Skill Shortage
July 14, 2008How the times have changed. It wasn't long ago that a single trainee position would have been fought over by dozens of young applicants.
These days, however, the tables have turned. Companies are falling over one another in their efforts to recruit trainees -- and they just can't find them. The situation has become so difficult that various industry associations are calling on the government to free up the labor market for applicants from beyond Germany's borders.
This is already the case with academics, with the country set to open up next year to university graduates from the Eastern European countries which joined the EU in its enlargement four years ago -- including Poland, Hungary, the Czech Republic, Slovakia, Slovenia, Estonia, Lithuania and Latvia.
But for unqualified workers, labor restrictions won't be falling until 2011. And for many companies, that's a long time to wait.
An eastern problem
The trainee shortage is especially acute in Germany's eastern states.
Hanns-Eberhard Schleyer, secretary general of the Central Association of German Skilled Workers, predicts that in these states, the number of applicants for trainee positions will have fallen 50 percent by 2011 -- reflecting a marked drop in the number of qualified school-leavers in recent years.
This explains why so many companies are having problems meeting their skilled labor needs with young workers.
"Our companies need new blood, they need skilled labor," Schleyer said. "In Germany it is becoming increasingly hard to find qualified young people to train."
Consequently, many companies are forced to fill vacant trainee positions with previous applicants who had been rejected due to inadequate qualifications.
The long-term result, he says, will be company closures.

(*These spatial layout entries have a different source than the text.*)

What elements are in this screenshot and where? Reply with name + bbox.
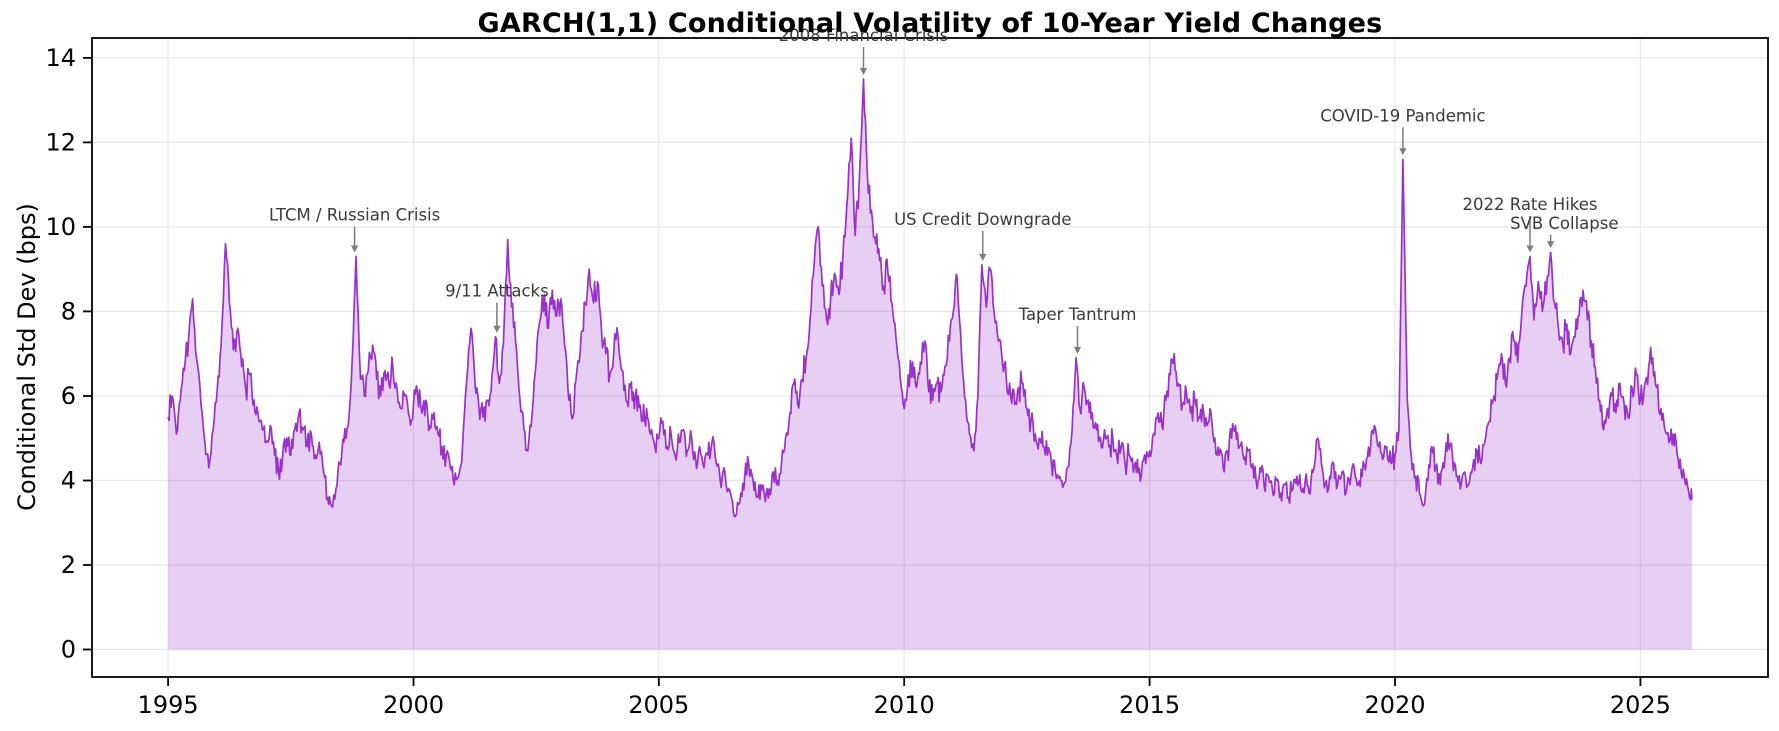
annotation-arrow-head bbox=[1526, 245, 1534, 253]
x-tick-label: 2005 bbox=[628, 691, 689, 719]
annotation-label: 9/11 Attacks bbox=[445, 282, 549, 301]
annotation-label: 2022 Rate Hikes bbox=[1462, 195, 1597, 214]
y-tick-label: 12 bbox=[45, 128, 76, 156]
annotation-arrow-head bbox=[1399, 148, 1407, 156]
annotation-arrow-head bbox=[1547, 241, 1555, 249]
x-tick-label: 2010 bbox=[874, 691, 935, 719]
x-tick-label: 2015 bbox=[1119, 691, 1180, 719]
x-tick-label: 2020 bbox=[1364, 691, 1425, 719]
annotation-label: LTCM / Russian Crisis bbox=[269, 206, 440, 225]
annotation-arrow-head bbox=[979, 253, 987, 261]
x-tick-label: 2000 bbox=[383, 691, 444, 719]
chart-title: GARCH(1,1) Conditional Volatility of 10-… bbox=[477, 8, 1383, 39]
annotation-label: SVB Collapse bbox=[1510, 214, 1618, 233]
y-tick-label: 2 bbox=[61, 551, 76, 579]
annotation-label: US Credit Downgrade bbox=[894, 210, 1071, 229]
annotation-label: Taper Tantrum bbox=[1018, 305, 1137, 324]
y-tick-label: 4 bbox=[61, 467, 76, 495]
plot-border bbox=[91, 37, 1769, 678]
y-tick-label: 14 bbox=[45, 44, 76, 72]
annotation-arrow-head bbox=[351, 245, 359, 253]
annotation-arrow-head bbox=[1073, 346, 1082, 354]
annotation-label: 2008 Financial Crisis bbox=[779, 26, 948, 45]
volatility-line bbox=[167, 78, 1693, 518]
y-tick-label: 8 bbox=[61, 297, 76, 325]
annotation-arrow-head bbox=[859, 68, 868, 75]
annotation-arrow-head bbox=[493, 325, 501, 333]
y-axis-label: Conditional Std Dev (bps) bbox=[13, 203, 41, 511]
y-tick-label: 10 bbox=[45, 213, 76, 241]
x-tick-label: 1995 bbox=[138, 691, 199, 719]
x-tick-label: 2025 bbox=[1610, 691, 1671, 719]
y-tick-label: 0 bbox=[61, 636, 76, 664]
annotation-label: COVID-19 Pandemic bbox=[1320, 106, 1485, 125]
volatility-area-fill bbox=[168, 79, 1692, 650]
y-tick-label: 6 bbox=[61, 382, 76, 410]
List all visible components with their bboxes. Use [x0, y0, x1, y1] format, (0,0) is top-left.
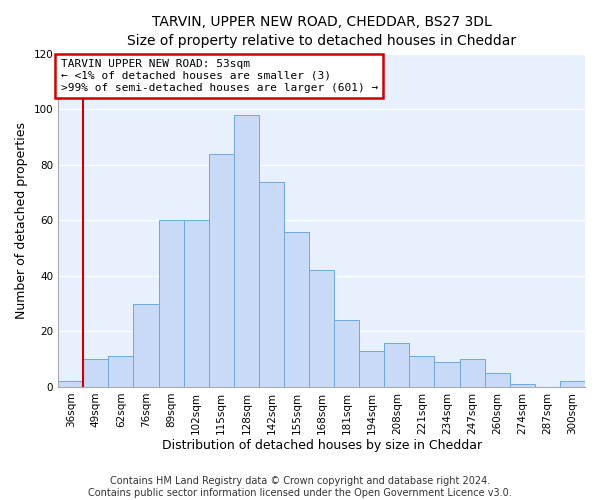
Bar — [510, 384, 535, 387]
Bar — [460, 359, 485, 387]
Bar — [284, 232, 309, 387]
Bar — [109, 356, 133, 387]
Bar — [309, 270, 334, 387]
Bar — [83, 359, 109, 387]
Bar — [409, 356, 434, 387]
Bar — [58, 382, 83, 387]
Bar — [385, 342, 409, 387]
Bar — [560, 382, 585, 387]
Bar — [485, 373, 510, 387]
Title: TARVIN, UPPER NEW ROAD, CHEDDAR, BS27 3DL
Size of property relative to detached : TARVIN, UPPER NEW ROAD, CHEDDAR, BS27 3D… — [127, 15, 516, 48]
Bar — [434, 362, 460, 387]
Bar — [259, 182, 284, 387]
Y-axis label: Number of detached properties: Number of detached properties — [15, 122, 28, 319]
X-axis label: Distribution of detached houses by size in Cheddar: Distribution of detached houses by size … — [161, 440, 482, 452]
Bar — [184, 220, 209, 387]
Bar — [234, 115, 259, 387]
Bar — [209, 154, 234, 387]
Bar — [133, 304, 158, 387]
Bar — [158, 220, 184, 387]
Bar — [334, 320, 359, 387]
Text: Contains HM Land Registry data © Crown copyright and database right 2024.
Contai: Contains HM Land Registry data © Crown c… — [88, 476, 512, 498]
Bar — [359, 351, 385, 387]
Text: TARVIN UPPER NEW ROAD: 53sqm
← <1% of detached houses are smaller (3)
>99% of se: TARVIN UPPER NEW ROAD: 53sqm ← <1% of de… — [61, 60, 378, 92]
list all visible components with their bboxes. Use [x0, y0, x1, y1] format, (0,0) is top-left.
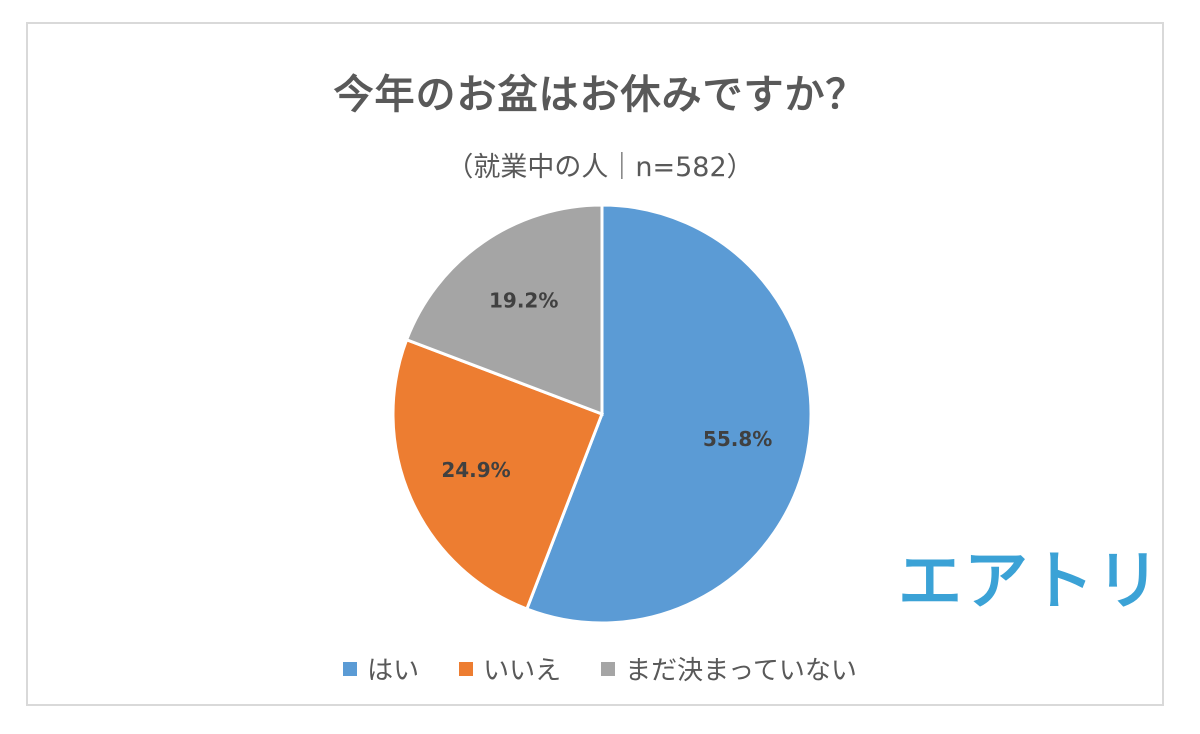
pie-slice-undecided — [404, 203, 604, 417]
legend-swatch-hai — [343, 661, 358, 676]
pie-slice-iie — [391, 337, 604, 611]
pie-label-undecided: 19.2% — [489, 288, 558, 312]
legend-swatch-undecided — [601, 661, 616, 676]
chart-subtitle: （就業中の人｜n=582） — [446, 152, 754, 183]
pie-label-hai: 55.8% — [703, 427, 772, 451]
legend-item-undecided: まだ決まっていない — [601, 650, 857, 687]
legend-label-hai: はい — [367, 656, 420, 686]
legend-swatch-iie — [459, 661, 474, 676]
chart-title: 今年のお盆はお休みですか？ — [333, 72, 867, 118]
pie-slice-hai — [524, 203, 813, 625]
legend-label-undecided: まだ決まっていない — [625, 656, 857, 686]
pie-label-iie: 24.9% — [441, 458, 510, 482]
chart-legend: はい いいえ まだ決まっていない — [0, 650, 1200, 687]
legend-item-iie: いいえ — [459, 650, 561, 687]
legend-item-hai: はい — [343, 650, 419, 687]
brand-logo: エアトリ — [898, 545, 1162, 619]
legend-label-iie: いいえ — [483, 656, 562, 686]
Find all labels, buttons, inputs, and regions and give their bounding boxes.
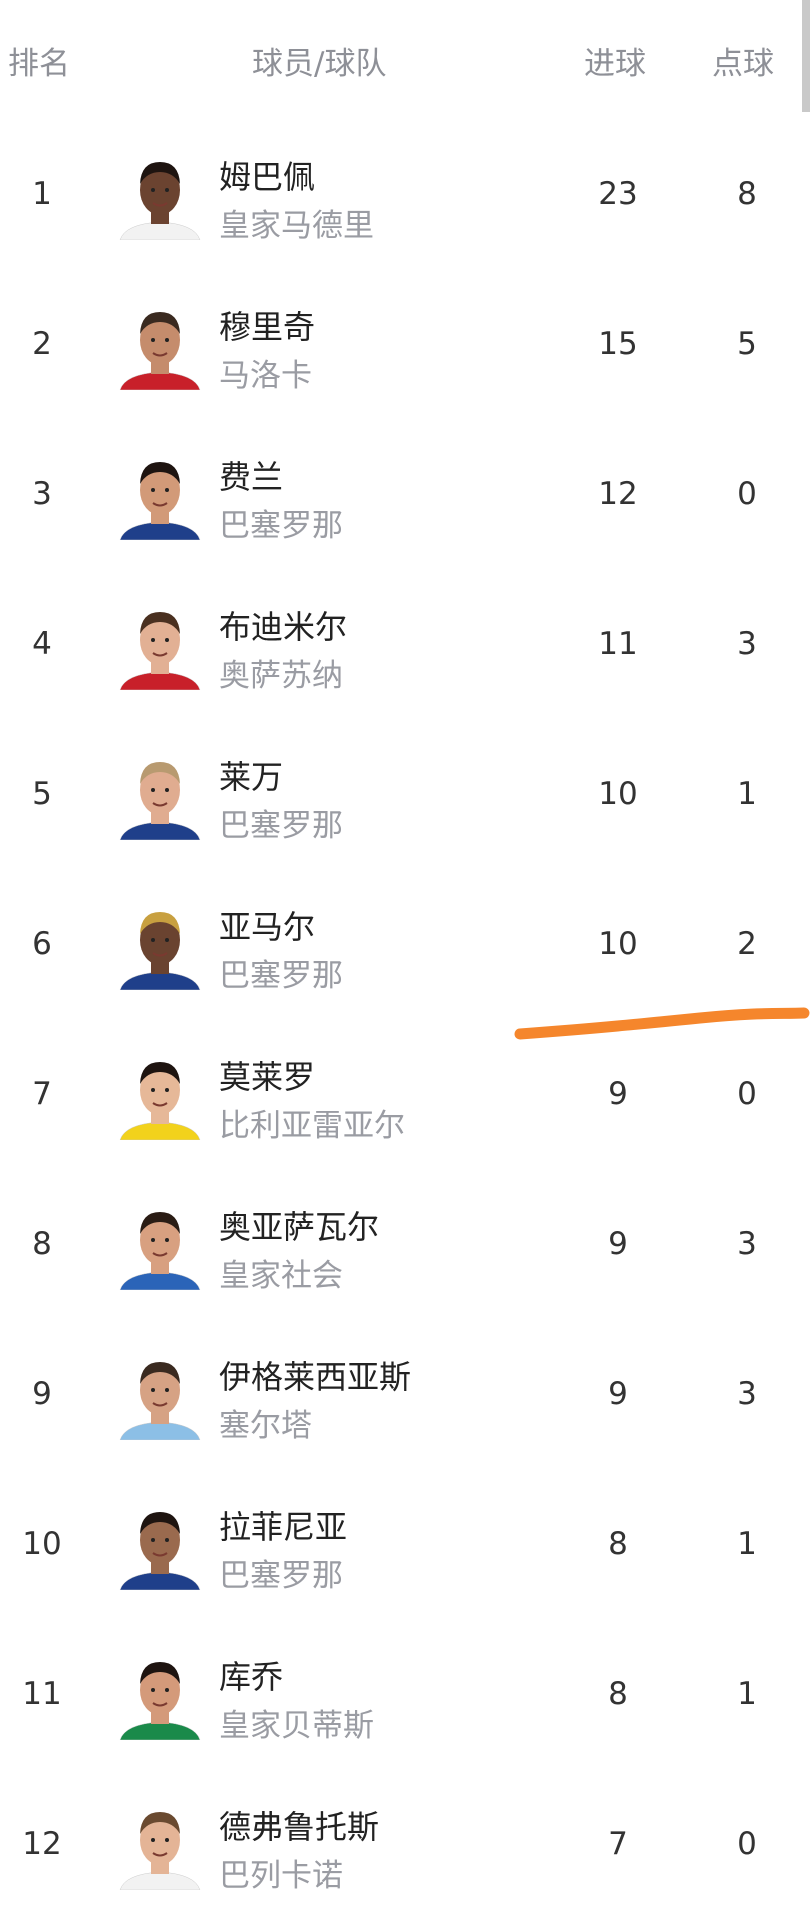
table-row[interactable]: 7 莫莱罗 比利亚雷亚尔 9 0 [0,1020,810,1170]
player-avatar-icon [119,1062,201,1140]
penalties: 0 [737,476,757,512]
goals: 8 [608,1526,628,1562]
player-name[interactable]: 奥亚萨瓦尔 [219,1208,380,1246]
player-avatar-icon [119,1512,201,1590]
rank: 5 [32,776,52,812]
scrollbar[interactable] [802,0,810,112]
rank: 3 [32,476,52,512]
player-name[interactable]: 莫莱罗 [219,1058,316,1096]
goals: 10 [598,776,638,812]
rank: 11 [22,1676,62,1712]
header-player-team: 球员/球队 [252,46,387,82]
player-name[interactable]: 费兰 [219,458,284,496]
rank: 1 [32,176,52,212]
penalties: 3 [737,626,757,662]
header-penalties: 点球 [712,46,774,82]
team-name[interactable]: 巴塞罗那 [219,1558,343,1594]
player-name[interactable]: 库乔 [219,1658,284,1696]
player-name[interactable]: 布迪米尔 [219,608,348,646]
table-row[interactable]: 6 亚马尔 巴塞罗那 10 2 [0,870,810,1020]
team-name[interactable]: 奥萨苏纳 [219,658,343,694]
player-name[interactable]: 莱万 [219,758,284,796]
penalties: 5 [737,326,757,362]
goals: 15 [598,326,638,362]
player-name[interactable]: 德弗鲁托斯 [219,1808,380,1846]
table-row[interactable]: 9 伊格莱西亚斯 塞尔塔 9 3 [0,1320,810,1470]
penalties: 3 [737,1226,757,1262]
rank: 9 [32,1376,52,1412]
penalties: 0 [737,1076,757,1112]
goals: 23 [598,176,638,212]
table-row[interactable]: 1 姆巴佩 皇家马德里 23 8 [0,120,810,270]
goals: 8 [608,1676,628,1712]
team-name[interactable]: 皇家马德里 [219,208,374,244]
team-name[interactable]: 塞尔塔 [219,1408,312,1444]
table-row[interactable]: 3 费兰 巴塞罗那 12 0 [0,420,810,570]
rank: 7 [32,1076,52,1112]
rank: 6 [32,926,52,962]
player-name[interactable]: 伊格莱西亚斯 [219,1358,412,1396]
player-avatar-icon [119,1812,201,1890]
player-avatar-icon [119,462,201,540]
team-name[interactable]: 巴塞罗那 [219,508,343,544]
team-name[interactable]: 比利亚雷亚尔 [219,1108,405,1144]
player-avatar-icon [119,1662,201,1740]
penalties: 1 [737,1526,757,1562]
player-name[interactable]: 拉菲尼亚 [219,1508,348,1546]
team-name[interactable]: 皇家贝蒂斯 [219,1708,374,1744]
header-goals: 进球 [584,46,646,82]
goals: 12 [598,476,638,512]
goals: 11 [598,626,638,662]
player-name[interactable]: 姆巴佩 [219,158,316,196]
table-row[interactable]: 2 穆里奇 马洛卡 15 5 [0,270,810,420]
team-name[interactable]: 巴塞罗那 [219,958,343,994]
penalties: 3 [737,1376,757,1412]
penalties: 2 [737,926,757,962]
goals: 9 [608,1226,628,1262]
player-avatar-icon [119,162,201,240]
goals: 7 [608,1826,628,1862]
player-avatar-icon [119,612,201,690]
penalties: 1 [737,1676,757,1712]
table-row[interactable]: 4 布迪米尔 奥萨苏纳 11 3 [0,570,810,720]
player-avatar-icon [119,1212,201,1290]
rank: 4 [32,626,52,662]
team-name[interactable]: 巴塞罗那 [219,808,343,844]
player-avatar-icon [119,762,201,840]
player-avatar-icon [119,312,201,390]
penalties: 0 [737,1826,757,1862]
table-row[interactable]: 10 拉菲尼亚 巴塞罗那 8 1 [0,1470,810,1620]
table-row[interactable]: 11 库乔 皇家贝蒂斯 8 1 [0,1620,810,1770]
header-rank: 排名 [8,46,70,82]
table-row[interactable]: 5 莱万 巴塞罗那 10 1 [0,720,810,870]
rank: 10 [22,1526,62,1562]
goals: 9 [608,1076,628,1112]
player-name[interactable]: 亚马尔 [219,908,316,946]
table-row[interactable]: 8 奥亚萨瓦尔 皇家社会 9 3 [0,1170,810,1320]
goals: 9 [608,1376,628,1412]
rank: 12 [22,1826,62,1862]
goals: 10 [598,926,638,962]
player-avatar-icon [119,1362,201,1440]
player-name[interactable]: 穆里奇 [219,308,316,346]
penalties: 1 [737,776,757,812]
table-row[interactable]: 12 德弗鲁托斯 巴列卡诺 7 0 [0,1770,810,1920]
team-name[interactable]: 巴列卡诺 [219,1858,343,1894]
rank: 2 [32,326,52,362]
rank: 8 [32,1226,52,1262]
team-name[interactable]: 马洛卡 [219,358,312,394]
penalties: 8 [737,176,757,212]
team-name[interactable]: 皇家社会 [219,1258,343,1294]
player-avatar-icon [119,912,201,990]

Before it comes to this, he proposes that the companies look abroad to countries such as Poland the Czech Republic.
Economy remains robust
Meanwhile, Volker Treier from the Chambers of Industry and Commerce Association (DIHK) said Monday, July 14, that a drop in Germany's gross domestic product of some 0.5 percent was "as good as certain" in the second quarter of 2008.
He cited a reduced number of orders in the construction sector and industry as the main reason.
However, he said he remained optimistic for the fiscal year.
"The economy is robust," he told the mass-circulation newspaper Bild. "There are no grounds for concerns."